Christ Demonstrating the Proper Affect of One in Authority
We live in times where the powers that be are increasingly losing the trust of the average person. Young people look around today and what they see in high places is layer upon layer of corruption. They see it in government, they see it in the media. They see corruption at the upper tiers of much of the corporate world, and especially in high finance.
It would be easy for them to take the wrong lesson from what they have experienced and I fear that many of them are taking the wrong lesson. Rather than objecting to the abuse of authority, they are very close to rejecting the legitimacy of authority itself, especially as it relates to governmental authority. In so doing, they risk becoming rebels, not just against illegitimate authority, but against all authority, just or unjust.
I'd like to make government a lot smaller than it is now, in particular I'd like to reduce the power, scope, and cost of the central government. But that does not mean that I think we'd be better off without a government. As bad as a corrupt government is, the realities of living without a government in a society of fallen people would be much worse. One of many reasons I exhort people to live a life of personal virtue is that it permits the reduction of government. Virtuous people have no need of masters. The weak and the wicked do. Thus a virtuous population is the best defense against big government.
It's true that for most of human history government has been wicked, violent, and oppressive. It often represented nothing more than the toughest gang rather than an institution with the just mission of preserving the rights of those under its protection. In the West, that changed as a new concept of what authority meant and how it ought to be exercised saturated the culture. Authority become more than power under this new concept, it became a duty of love and justice. Where did this new concept come from and how did it differ from what happened before? And most critically, why is it fading from the cultural fabric?
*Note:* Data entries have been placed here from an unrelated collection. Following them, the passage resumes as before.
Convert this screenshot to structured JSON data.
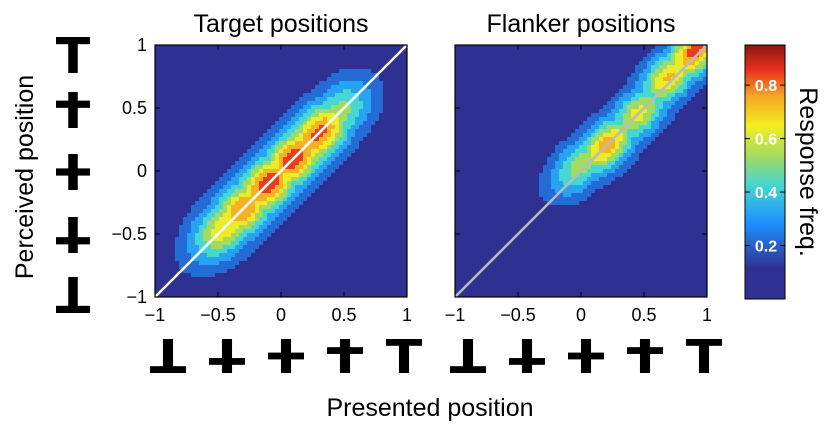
{
  "chart_data": [
    {
      "type": "heatmap",
      "title": "Target positions",
      "xlabel": "Presented position",
      "ylabel": "Perceived position",
      "xlim": [
        -1,
        1
      ],
      "ylim": [
        -1,
        1
      ],
      "x_ticks": [
        "−1",
        "−0.5",
        "0",
        "0.5",
        "1"
      ],
      "y_ticks": [
        "1",
        "0.5",
        "0",
        "−0.5",
        "−1"
      ],
      "colorscale": "jet",
      "identity_line_color": "#ffffff",
      "density_ridge": {
        "description_points": [
          {
            "x": -0.45,
            "y": -0.45,
            "value": 0.65
          },
          {
            "x": -0.3,
            "y": -0.3,
            "value": 0.8
          },
          {
            "x": -0.1,
            "y": -0.1,
            "value": 0.9
          },
          {
            "x": 0.1,
            "y": 0.1,
            "value": 0.9
          },
          {
            "x": 0.3,
            "y": 0.3,
            "value": 0.85
          },
          {
            "x": 0.45,
            "y": 0.45,
            "value": 0.5
          }
        ],
        "spread_along": 0.65,
        "spread_across": 0.13
      }
    },
    {
      "type": "heatmap",
      "title": "Flanker positions",
      "xlabel": "Presented position",
      "xlim": [
        -1,
        1
      ],
      "ylim": [
        -1,
        1
      ],
      "x_ticks": [
        "−1",
        "−0.5",
        "0",
        "0.5",
        "1"
      ],
      "colorscale": "jet",
      "identity_line_color": "#bbbbbb",
      "density_ridge": {
        "description_points": [
          {
            "x": 0.0,
            "y": 0.05,
            "value": 0.5
          },
          {
            "x": 0.2,
            "y": 0.2,
            "value": 0.75
          },
          {
            "x": 0.45,
            "y": 0.45,
            "value": 0.6
          },
          {
            "x": 0.7,
            "y": 0.75,
            "value": 0.7
          },
          {
            "x": 0.9,
            "y": 0.95,
            "value": 0.85
          }
        ],
        "spread_along": 0.6,
        "spread_across": 0.11
      }
    }
  ],
  "colorbar": {
    "label": "Response freq.",
    "ticks": [
      "0.8",
      "0.6",
      "0.4",
      "0.2"
    ],
    "tick_values": [
      0.8,
      0.6,
      0.4,
      0.2
    ],
    "range": [
      0,
      0.95
    ]
  },
  "shared": {
    "xlabel": "Presented position",
    "ylabel": "Perceived position"
  },
  "glyph_icons": [
    "t-tee-icon",
    "cross-high-icon",
    "cross-mid-icon",
    "cross-low-icon",
    "inverted-tee-icon"
  ]
}
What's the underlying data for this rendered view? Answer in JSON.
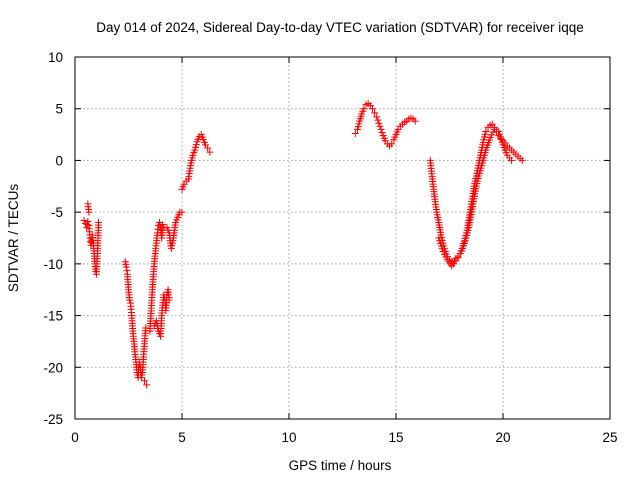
{
  "chart_data": {
    "type": "scatter",
    "title": "Day 014 of 2024, Sidereal Day-to-day VTEC variation (SDTVAR) for receiver iqqe",
    "xlabel": "GPS time / hours",
    "ylabel": "SDTVAR / TECUs",
    "xlim": [
      0,
      25
    ],
    "ylim": [
      -25,
      10
    ],
    "xticks": [
      0,
      5,
      10,
      15,
      20,
      25
    ],
    "yticks": [
      -25,
      -20,
      -15,
      -10,
      -5,
      0,
      5,
      10
    ],
    "grid": true,
    "marker": "+",
    "color": "#ff0000",
    "series": [
      {
        "name": "SDTVAR",
        "segments": [
          {
            "x": [
              0.42,
              0.5,
              0.55,
              0.6,
              0.65,
              0.7,
              0.75,
              0.8,
              0.85,
              0.9,
              0.95,
              1.0,
              1.05,
              1.1
            ],
            "y": [
              -5.8,
              -6.1,
              -6.5,
              -5.9,
              -6.3,
              -7.5,
              -8.2,
              -7.2,
              -8.0,
              -9.0,
              -10.5,
              -11.0,
              -9.0,
              -6.0
            ]
          },
          {
            "x": [
              0.6,
              0.65
            ],
            "y": [
              -4.2,
              -5.0
            ]
          },
          {
            "x": [
              2.35,
              2.4,
              2.45,
              2.5,
              2.55,
              2.6,
              2.65,
              2.7,
              2.75,
              2.8,
              2.85,
              2.9,
              2.95,
              3.0,
              3.05,
              3.1,
              3.15,
              3.2,
              3.3
            ],
            "y": [
              -9.8,
              -10.3,
              -11.0,
              -12.5,
              -13.5,
              -13.8,
              -15.0,
              -16.5,
              -17.5,
              -18.5,
              -19.5,
              -20.5,
              -21.0,
              -19.5,
              -20.0,
              -21.0,
              -20.5,
              -19.0,
              -16.2
            ]
          },
          {
            "x": [
              3.25,
              3.35
            ],
            "y": [
              -21.3,
              -21.7
            ]
          },
          {
            "x": [
              3.5,
              3.55,
              3.6,
              3.65,
              3.7,
              3.75,
              3.8,
              3.85,
              3.9,
              3.95,
              4.0,
              4.05,
              4.1,
              4.15
            ],
            "y": [
              -16.5,
              -14.8,
              -13.0,
              -11.5,
              -10.0,
              -9.0,
              -8.0,
              -7.0,
              -6.3,
              -6.0,
              -6.5,
              -7.5,
              -6.2,
              -6.5
            ]
          },
          {
            "x": [
              3.7,
              3.8,
              3.9,
              4.0,
              4.05,
              4.1,
              4.15,
              4.2,
              4.25,
              4.3,
              4.35,
              4.4
            ],
            "y": [
              -16.0,
              -15.5,
              -16.5,
              -17.0,
              -15.0,
              -14.0,
              -13.0,
              -13.5,
              -14.5,
              -13.0,
              -12.5,
              -13.5
            ]
          },
          {
            "x": [
              4.3,
              4.4,
              4.5,
              4.6,
              4.7,
              4.8,
              4.9,
              5.0
            ],
            "y": [
              -6.5,
              -7.0,
              -8.5,
              -7.5,
              -6.0,
              -5.5,
              -5.0,
              -5.0
            ]
          },
          {
            "x": [
              5.0,
              5.1,
              5.2,
              5.3,
              5.4,
              5.5,
              5.6,
              5.7,
              5.8,
              5.9,
              6.0,
              6.1,
              6.2,
              6.3
            ],
            "y": [
              -2.8,
              -2.3,
              -2.0,
              -1.8,
              -0.5,
              0.5,
              1.0,
              1.8,
              2.3,
              2.5,
              2.0,
              1.5,
              1.2,
              0.8
            ]
          },
          {
            "x": [
              13.1,
              13.2,
              13.3,
              13.4,
              13.5,
              13.6,
              13.7,
              13.8,
              13.9,
              14.0,
              14.1,
              14.2,
              14.3,
              14.4,
              14.5,
              14.6,
              14.7,
              14.8,
              14.9,
              15.0,
              15.1,
              15.2,
              15.3,
              15.4,
              15.5,
              15.6,
              15.7,
              15.8,
              15.9
            ],
            "y": [
              2.6,
              3.0,
              3.8,
              4.5,
              5.0,
              5.4,
              5.5,
              5.3,
              5.0,
              4.6,
              4.2,
              3.6,
              3.0,
              2.4,
              1.9,
              1.6,
              1.4,
              1.6,
              2.0,
              2.5,
              3.0,
              3.3,
              3.5,
              3.7,
              3.8,
              4.0,
              4.1,
              4.0,
              3.8
            ]
          },
          {
            "x": [
              16.6,
              16.7,
              16.8,
              16.9,
              17.0,
              17.1,
              17.2,
              17.3,
              17.4,
              17.5,
              17.6,
              17.7,
              17.8,
              17.9,
              18.0,
              18.1,
              18.2,
              18.3,
              18.4,
              18.5,
              18.6,
              18.7,
              18.8,
              18.9,
              19.0,
              19.1,
              19.2,
              19.3,
              19.4,
              19.5,
              19.6,
              19.7,
              19.8,
              19.9,
              20.0,
              20.1,
              20.2,
              20.3,
              20.4,
              20.5,
              20.6,
              20.7,
              20.8,
              20.9
            ],
            "y": [
              0.0,
              -1.8,
              -3.5,
              -5.0,
              -6.0,
              -7.2,
              -8.0,
              -8.8,
              -9.3,
              -9.6,
              -9.8,
              -10.0,
              -9.7,
              -9.4,
              -9.0,
              -8.5,
              -7.8,
              -7.0,
              -5.8,
              -4.5,
              -3.2,
              -2.0,
              -1.0,
              0.0,
              1.0,
              2.0,
              2.8,
              3.2,
              3.4,
              3.5,
              3.2,
              2.8,
              2.4,
              2.1,
              1.9,
              1.7,
              1.4,
              1.2,
              1.0,
              0.8,
              0.6,
              0.4,
              0.2,
              0.0
            ]
          },
          {
            "x": [
              17.0,
              17.2,
              17.4,
              17.6,
              17.8,
              18.0,
              18.2,
              18.4,
              18.6,
              18.8,
              19.0,
              19.2,
              19.4,
              19.6,
              19.8,
              20.0,
              20.2,
              20.4
            ],
            "y": [
              -7.5,
              -8.8,
              -9.6,
              -10.2,
              -9.5,
              -9.0,
              -8.0,
              -6.5,
              -4.2,
              -2.0,
              -0.5,
              1.0,
              2.2,
              3.0,
              2.8,
              1.5,
              0.5,
              0.0
            ]
          }
        ]
      }
    ]
  }
}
The new concept of authority, which changed the world, came from the scriptures. In Mark chapter 10 (Amplified version) James and John ask to be Christs' right and left hand man in the Kingdom He is setting up. They want the authority. The other disciples get indignant at James and John because of their request. In a beautiful passage of Scripture, Jesus explains the difference between what "authority" means and how it is used in His Kingdom vs. what it means and how it is used in the Gentile nations, whose governments lack the wisdom of Divine guidance......
42 But Jesus called them to [Him] and said to them, You know that those who are recognized as governing and are supposed to rule the Gentiles (the nations) lord it over them [ruling with absolute power, holding them in subjection], and their great men exercise authority and dominion over them.
43 But this is not to be so among you; instead, whoever desires to be great among you must be your servant,
44 And whoever wishes to be most important and first in rank among you must be slave of all.
45 For even the Son of Man came not to have service rendered to Him, but to serve, and to give His life as a ransom for ([y]instead of) many.
Various people, at various stages of their lives, can benefit from authority. When my young anarcho-capitalist friends have children of their own they will better understand. Authority, even government authority, is not intrinsically evil. At its best it restrains evil. Even a very corrupt government, if it rules an even more corrupt population, can restrain evil. But like Washington said, it's like fire, a dangerous servant and a fearful master. As long as the weak and wicked are among us, it will be needed in some form.
Even today the high officials of many governments in the Old World are called "ministers" out of recognition that their office was supposed to be one of service to God and man. In the United States they secularized the titles in part because they were leery of government's attempt to co-opt religion for the state's own use, but the Biblical concept of authority ran deep in the culture.
What's happened to us is that we have separated from our culture the conviction that the Biblical world view is the correct one. Why be surprised then when the uniquely just view of authority upheld in scripture is lost as well? When one tosses out the baby of the Christ Child, the cleansing bath water of a high view of government goes with Him. What happens then is that those in power, freed from the restraint of a Godly view of authority permeating the culture, revert to the more corrupt exercise of power which predated the ascension of the Judo-Christian concept. Those young people who arrived after the eclipse of the previous view of authority look at authority, and all they see it rot. No wonder they conclude that authority is intrinsically wicked.
Of course, properly exercised authority (that is, exercised in the manner prescribed by Christ) is not evil at all. It's service, not self-serving. It protects rights, it does not threaten them. It's not a cover-up of their dirt, it's a clean-up of dirt for those under their authority. Just before the Crucifixion He bowed down and washed the feet of His disciples. They protested that it was not right that He, the Messiah, was washing their feet, but He was trying to show them something. This is what Authority looks like when properly exercised. It's humility and service.
12 So when He had finished washing their feet and had put on His garments and had sat down again, He said to them, Do you understand what I have done to you?
13 You call Me the Teacher (Master) and the Lord, and you are right in doing so, for that is what I am.
14 If I then, your Lord and Teacher (Master), have washed your feet, you ought [it is your duty, you are under obligation, you owe it] to wash one another’s feet.
We don't need anarchy, not while we are still this weak and wayward. Nor do we need more rulers who buy into the pre-Christian concept of authority. We need a return to a concept of authority that subjects it to the Highest Authority of all.